• The directors of the Foundation and the Breast Area of the health group, Mercedes Gozalbo and Julia Camps, attend the meeting of the European project that develops a “swarm learning” to improve the accuracy of Artificial Intelligence.
  • The meeting, held in Athens, allows progress to be made on a common tool that will help to anticipate the disease, improve individualised treatments and monitor its evolution more precisely, reducing uncertainty for patients.   

Artificial Intelligence is not the future, it is the present. That is why the Ribera healthcare group has been part, for several months now, of the work team of the European ODELIA project, whose objective is to develop an advanced Artificial Intelligence model, including a secure exchange of data, in this case to create even more personalised predictive and follow-up models for breast cancer. This week, the project has taken a new step to advance a common tool, which will allow the exchange of valuable information without sharing patient data, with the working meeting attended by the directors of the Ribera Salud Foundation and the Breast Area, Mercedes Gozalbo and Julia Camps respectively. “The next step is for all members to start uploading images and data, to help the AI model learn,” explains the Foundation’s director.

The international prestige of the group’s Breast Area, led by Dr Camps, and the large number of patients treated in the breast units of Ribera hospitals, make Ribera a strategic partner of this European project. “ODELIA will help to improve the individualised treatment of patients and will also be a tool to help predict the disease. It will also reduce uncertainty about the evolution of breast cancer, thanks to the predictive model, as well as the response to drugs, which will allow patients’ treatment to be personalised earlier and with greater certainty,” explains Dr. Julia Camps.

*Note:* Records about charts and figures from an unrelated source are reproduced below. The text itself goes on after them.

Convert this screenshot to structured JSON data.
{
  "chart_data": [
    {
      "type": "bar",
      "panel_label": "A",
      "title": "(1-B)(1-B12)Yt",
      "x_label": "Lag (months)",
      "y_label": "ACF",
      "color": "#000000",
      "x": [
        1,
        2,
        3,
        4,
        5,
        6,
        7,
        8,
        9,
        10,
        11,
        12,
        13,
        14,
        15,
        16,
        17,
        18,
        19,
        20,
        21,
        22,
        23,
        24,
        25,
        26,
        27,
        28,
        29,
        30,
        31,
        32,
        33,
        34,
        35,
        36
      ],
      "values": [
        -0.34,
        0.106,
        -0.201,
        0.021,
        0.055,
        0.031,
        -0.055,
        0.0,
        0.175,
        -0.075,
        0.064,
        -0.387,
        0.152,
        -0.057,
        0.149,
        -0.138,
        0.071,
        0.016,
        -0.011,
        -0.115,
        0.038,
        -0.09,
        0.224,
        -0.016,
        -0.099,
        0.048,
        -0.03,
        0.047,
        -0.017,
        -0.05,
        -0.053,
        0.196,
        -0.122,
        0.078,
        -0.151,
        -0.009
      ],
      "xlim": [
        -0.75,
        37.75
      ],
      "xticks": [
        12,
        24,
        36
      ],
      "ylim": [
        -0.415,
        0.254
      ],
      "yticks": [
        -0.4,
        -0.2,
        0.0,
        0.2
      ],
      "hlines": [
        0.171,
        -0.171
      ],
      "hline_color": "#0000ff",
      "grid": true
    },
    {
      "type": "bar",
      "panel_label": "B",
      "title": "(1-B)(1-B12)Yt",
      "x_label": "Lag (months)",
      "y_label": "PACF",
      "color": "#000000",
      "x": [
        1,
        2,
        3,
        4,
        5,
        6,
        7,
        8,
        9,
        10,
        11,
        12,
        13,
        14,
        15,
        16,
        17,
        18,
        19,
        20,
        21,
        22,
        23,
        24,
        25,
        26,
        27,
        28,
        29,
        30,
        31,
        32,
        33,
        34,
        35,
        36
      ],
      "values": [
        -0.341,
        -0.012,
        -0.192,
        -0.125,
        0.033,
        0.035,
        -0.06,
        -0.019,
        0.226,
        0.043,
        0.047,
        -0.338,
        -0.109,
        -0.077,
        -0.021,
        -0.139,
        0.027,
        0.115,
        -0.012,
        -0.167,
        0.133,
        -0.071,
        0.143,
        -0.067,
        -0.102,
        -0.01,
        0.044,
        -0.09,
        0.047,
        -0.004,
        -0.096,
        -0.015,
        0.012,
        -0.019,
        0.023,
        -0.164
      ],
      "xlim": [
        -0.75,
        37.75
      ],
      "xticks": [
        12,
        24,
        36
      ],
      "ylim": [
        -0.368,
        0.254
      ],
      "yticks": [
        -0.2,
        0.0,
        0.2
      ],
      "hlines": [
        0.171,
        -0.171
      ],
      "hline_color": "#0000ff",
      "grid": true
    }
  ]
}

The ODELIA project is a decentralised swarm machine learning solution that allows multiple collaborators to share information without sharing the patient data itself, protecting the privacy and security of the data, yet allowing all collaborators to benefit from the collective learning. Data governance and privacy are preserved.

“When organisations only have access to their own data, their AI models evolve based only on information about the people the organisation has worked with or works with, which creates a bias in the models. With swarm learning, an organisation can combine its data with learnings from other organisations, increasing accuracy and reducing bias,” explains the director of the Ribera Salud Foundation.

The next ODELIA project meeting will take place in spring.